An escaped inmate arrested earlier this month in a small Tennessee town where she had lived for more than 30 years has been returned to Indiana, officials said.
Linda Darby, a convicted murderer, was returned to Indiana on Friday after waiving extradition, said Karen Cantou Grubbs, a spokeswoman for the Indiana Department of Correction.
Darby, 64, was convicted in the 1970 shooting death of her husband and sentenced to life in prison. In March 1972, she escaped from the Indiana Women's Prison in Indianapolis by climbing over a barbed-wire fence.
She was arrested Oct. 12 in Pulaski, Tenn., a small town near the Alabama state line where she had been living under the name Linda Joe McElroy and worked as a cleaning lady. Authorities said Darby had raised a family and apparently led a quiet, crime-free life there.
Grubbs said Darby was at Indiana's Rockville Correctional Facility on Tuesday undergoing assessments that could determine where she will be placed in the state's prison system. The processing and assessments could take about two weeks.
Because Darby's case falls under Indiana code prior to 1977, she would not be eligible for clemency until she serves 10 years in prison, officials said. Since Darby only served two years before escaping, she would not be eligible for clemency for another 8 years.
Charges relating to her 1972 escape are a separate matter, Grubbs said. The Department of Correction's Internal Affairs Division will work with the Indiana State Police to put together a case and present it to prosecutors, who will determine whether additional charges will be filed.
Darby was convicted of fatally shooting her second husband, Charles R. Darby in 1970. His body was found at the couple's Hammond, Ind., home in the bedroom, which had been set on fire and reeked of kerosene and gasoline.

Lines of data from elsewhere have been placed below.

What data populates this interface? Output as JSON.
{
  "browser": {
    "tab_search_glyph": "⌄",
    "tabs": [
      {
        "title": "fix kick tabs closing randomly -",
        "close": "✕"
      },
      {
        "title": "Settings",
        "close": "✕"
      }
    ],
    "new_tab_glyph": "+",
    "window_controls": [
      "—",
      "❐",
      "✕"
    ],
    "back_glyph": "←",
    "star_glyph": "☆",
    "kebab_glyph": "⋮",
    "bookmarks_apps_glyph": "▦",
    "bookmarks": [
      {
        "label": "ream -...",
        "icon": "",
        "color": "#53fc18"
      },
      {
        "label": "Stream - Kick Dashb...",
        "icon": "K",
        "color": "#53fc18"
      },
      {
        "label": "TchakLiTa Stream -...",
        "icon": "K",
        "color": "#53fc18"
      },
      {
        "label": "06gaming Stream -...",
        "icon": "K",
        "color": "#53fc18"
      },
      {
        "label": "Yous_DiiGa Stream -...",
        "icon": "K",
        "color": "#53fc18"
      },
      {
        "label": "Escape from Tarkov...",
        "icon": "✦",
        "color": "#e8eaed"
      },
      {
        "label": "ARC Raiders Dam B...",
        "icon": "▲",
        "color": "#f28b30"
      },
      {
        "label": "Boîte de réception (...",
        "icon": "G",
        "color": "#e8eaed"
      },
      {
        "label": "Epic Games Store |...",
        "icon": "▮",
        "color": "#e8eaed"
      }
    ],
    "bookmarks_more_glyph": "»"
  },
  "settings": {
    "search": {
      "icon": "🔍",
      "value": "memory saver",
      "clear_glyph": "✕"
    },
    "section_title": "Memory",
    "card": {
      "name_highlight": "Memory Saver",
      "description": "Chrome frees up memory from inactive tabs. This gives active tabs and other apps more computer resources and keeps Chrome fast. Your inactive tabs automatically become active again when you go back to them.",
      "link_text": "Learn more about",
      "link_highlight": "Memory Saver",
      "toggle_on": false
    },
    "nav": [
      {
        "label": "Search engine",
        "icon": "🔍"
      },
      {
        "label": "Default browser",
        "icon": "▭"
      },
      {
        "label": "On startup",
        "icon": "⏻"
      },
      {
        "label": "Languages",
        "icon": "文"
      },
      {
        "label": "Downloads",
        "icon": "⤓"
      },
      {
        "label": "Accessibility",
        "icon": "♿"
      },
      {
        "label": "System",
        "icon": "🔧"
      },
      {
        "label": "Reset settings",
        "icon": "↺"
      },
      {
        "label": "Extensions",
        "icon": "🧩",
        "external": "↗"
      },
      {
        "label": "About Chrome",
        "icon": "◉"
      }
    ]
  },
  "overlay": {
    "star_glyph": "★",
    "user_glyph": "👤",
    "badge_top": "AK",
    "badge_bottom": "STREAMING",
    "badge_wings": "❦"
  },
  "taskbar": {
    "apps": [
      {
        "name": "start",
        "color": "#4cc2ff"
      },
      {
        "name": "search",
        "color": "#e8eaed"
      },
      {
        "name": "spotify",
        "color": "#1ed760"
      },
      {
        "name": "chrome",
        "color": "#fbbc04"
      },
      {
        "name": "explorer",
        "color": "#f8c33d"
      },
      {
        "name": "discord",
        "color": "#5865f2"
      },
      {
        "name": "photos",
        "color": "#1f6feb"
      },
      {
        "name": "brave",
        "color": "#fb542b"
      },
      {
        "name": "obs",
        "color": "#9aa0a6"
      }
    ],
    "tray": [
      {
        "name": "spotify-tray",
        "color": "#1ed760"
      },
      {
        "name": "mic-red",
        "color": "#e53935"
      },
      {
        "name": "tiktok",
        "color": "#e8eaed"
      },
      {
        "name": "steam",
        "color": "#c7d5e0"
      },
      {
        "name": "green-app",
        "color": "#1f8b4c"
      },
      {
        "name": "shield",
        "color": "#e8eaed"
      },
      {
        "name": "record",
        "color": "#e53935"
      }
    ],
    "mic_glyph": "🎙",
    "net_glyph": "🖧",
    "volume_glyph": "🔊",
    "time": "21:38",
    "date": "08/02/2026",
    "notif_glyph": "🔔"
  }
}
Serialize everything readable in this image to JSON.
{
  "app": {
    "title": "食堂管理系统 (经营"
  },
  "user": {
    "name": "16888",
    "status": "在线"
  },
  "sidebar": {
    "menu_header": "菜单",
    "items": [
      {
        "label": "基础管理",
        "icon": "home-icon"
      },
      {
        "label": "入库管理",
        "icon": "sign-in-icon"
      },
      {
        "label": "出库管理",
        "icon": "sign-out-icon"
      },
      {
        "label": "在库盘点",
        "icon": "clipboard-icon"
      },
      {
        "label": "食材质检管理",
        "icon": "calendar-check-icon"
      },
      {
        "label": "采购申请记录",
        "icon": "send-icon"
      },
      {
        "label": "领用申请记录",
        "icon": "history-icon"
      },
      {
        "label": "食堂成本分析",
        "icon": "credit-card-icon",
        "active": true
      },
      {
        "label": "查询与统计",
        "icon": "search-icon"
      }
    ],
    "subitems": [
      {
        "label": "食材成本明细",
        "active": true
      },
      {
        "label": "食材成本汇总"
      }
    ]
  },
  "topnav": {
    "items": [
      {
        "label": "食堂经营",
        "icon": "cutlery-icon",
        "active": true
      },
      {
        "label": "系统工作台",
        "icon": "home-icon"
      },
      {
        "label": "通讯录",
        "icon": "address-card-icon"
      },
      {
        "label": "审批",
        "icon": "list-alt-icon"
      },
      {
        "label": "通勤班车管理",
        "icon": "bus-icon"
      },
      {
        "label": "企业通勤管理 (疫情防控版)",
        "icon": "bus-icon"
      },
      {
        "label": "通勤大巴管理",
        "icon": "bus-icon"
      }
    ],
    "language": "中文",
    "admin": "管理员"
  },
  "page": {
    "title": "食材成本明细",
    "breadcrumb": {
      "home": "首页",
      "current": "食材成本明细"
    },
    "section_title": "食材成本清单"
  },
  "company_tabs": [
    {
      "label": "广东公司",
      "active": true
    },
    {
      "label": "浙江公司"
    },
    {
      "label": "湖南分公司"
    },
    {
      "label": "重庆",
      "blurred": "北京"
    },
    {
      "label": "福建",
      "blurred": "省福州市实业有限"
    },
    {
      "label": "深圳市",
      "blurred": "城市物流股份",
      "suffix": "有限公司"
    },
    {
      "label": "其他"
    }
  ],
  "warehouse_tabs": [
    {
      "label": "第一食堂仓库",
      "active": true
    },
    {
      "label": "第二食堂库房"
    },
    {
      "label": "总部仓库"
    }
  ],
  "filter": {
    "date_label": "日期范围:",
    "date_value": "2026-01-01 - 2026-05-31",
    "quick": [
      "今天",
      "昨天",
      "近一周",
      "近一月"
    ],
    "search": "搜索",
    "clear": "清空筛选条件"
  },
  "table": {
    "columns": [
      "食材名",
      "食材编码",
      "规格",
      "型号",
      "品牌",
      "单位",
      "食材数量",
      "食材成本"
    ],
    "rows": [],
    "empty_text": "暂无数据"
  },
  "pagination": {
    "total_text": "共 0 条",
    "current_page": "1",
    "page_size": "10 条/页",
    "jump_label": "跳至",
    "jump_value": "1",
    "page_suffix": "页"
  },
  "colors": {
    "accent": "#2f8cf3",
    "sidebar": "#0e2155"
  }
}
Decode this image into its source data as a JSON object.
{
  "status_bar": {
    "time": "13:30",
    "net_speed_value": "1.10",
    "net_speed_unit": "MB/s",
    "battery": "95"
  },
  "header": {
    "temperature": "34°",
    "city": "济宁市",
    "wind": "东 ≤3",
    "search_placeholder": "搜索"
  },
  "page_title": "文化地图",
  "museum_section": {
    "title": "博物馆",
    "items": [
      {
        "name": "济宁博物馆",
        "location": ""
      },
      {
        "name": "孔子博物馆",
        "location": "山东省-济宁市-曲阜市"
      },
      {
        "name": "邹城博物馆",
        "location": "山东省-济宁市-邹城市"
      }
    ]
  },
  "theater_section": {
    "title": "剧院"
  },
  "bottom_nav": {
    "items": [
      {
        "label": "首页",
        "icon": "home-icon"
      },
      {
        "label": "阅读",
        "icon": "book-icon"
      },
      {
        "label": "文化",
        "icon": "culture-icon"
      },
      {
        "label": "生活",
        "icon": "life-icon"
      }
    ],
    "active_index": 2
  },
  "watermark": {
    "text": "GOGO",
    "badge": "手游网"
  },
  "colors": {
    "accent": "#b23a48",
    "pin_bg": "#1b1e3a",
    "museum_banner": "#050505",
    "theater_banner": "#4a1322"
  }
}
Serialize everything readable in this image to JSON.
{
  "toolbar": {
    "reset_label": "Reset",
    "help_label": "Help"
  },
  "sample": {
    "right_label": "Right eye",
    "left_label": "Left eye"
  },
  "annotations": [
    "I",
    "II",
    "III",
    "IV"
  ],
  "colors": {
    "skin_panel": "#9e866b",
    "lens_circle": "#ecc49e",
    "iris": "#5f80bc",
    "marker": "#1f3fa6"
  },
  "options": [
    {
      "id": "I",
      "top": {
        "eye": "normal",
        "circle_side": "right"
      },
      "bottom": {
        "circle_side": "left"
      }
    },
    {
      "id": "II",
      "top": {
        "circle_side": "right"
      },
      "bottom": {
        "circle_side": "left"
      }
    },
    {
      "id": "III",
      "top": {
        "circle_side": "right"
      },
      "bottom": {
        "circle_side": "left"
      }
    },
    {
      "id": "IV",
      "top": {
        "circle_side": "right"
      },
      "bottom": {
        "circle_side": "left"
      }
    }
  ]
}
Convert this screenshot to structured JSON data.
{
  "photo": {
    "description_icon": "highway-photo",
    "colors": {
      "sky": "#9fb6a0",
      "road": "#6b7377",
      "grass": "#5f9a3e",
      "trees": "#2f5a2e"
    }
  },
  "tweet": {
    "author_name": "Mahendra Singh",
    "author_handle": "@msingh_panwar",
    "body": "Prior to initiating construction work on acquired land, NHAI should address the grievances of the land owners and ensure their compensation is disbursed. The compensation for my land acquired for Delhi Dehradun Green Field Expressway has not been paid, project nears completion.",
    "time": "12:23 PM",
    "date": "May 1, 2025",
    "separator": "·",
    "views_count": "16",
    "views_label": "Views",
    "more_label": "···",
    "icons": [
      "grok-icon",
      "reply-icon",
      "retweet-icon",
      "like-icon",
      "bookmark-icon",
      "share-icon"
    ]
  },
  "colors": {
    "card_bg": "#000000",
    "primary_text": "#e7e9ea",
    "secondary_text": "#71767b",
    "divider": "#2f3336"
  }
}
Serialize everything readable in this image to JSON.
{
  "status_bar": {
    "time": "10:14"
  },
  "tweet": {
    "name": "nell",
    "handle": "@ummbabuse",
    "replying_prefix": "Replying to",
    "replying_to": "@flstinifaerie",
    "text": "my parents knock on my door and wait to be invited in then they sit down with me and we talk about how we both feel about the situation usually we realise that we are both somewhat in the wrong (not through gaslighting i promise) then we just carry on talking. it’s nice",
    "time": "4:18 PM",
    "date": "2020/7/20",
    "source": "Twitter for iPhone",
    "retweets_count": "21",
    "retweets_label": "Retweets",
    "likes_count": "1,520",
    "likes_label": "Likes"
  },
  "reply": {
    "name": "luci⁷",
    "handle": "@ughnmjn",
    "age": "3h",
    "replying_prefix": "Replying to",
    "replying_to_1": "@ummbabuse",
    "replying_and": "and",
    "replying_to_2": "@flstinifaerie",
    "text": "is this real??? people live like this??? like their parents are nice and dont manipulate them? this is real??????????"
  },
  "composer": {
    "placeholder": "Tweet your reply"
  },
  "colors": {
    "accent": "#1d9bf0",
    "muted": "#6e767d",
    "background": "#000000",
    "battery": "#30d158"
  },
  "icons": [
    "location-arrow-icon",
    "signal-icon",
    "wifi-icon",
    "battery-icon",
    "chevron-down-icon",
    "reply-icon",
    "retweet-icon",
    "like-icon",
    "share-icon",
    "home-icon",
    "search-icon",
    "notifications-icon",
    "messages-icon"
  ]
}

After escaping from prison, Linda Darby knocked on a stranger's door in Indianapolis, telling the woman who answered that her cuts and scratches were from a fight with her boyfriend. It was there that she met Willie McElroy. They became romantically involved and she eventually took his last name.
Later, the couple moved to his hometown of Pulaski where they raised their two children and watched eight grandchildren grow up.
In a jailhouse interview last week, Darby denied being involved in her husband's death and said she wants her husband's true killer found and punished.
Her arrest came two weeks after the start of the Indiana Department of Correction's new fugitive apprehension unit.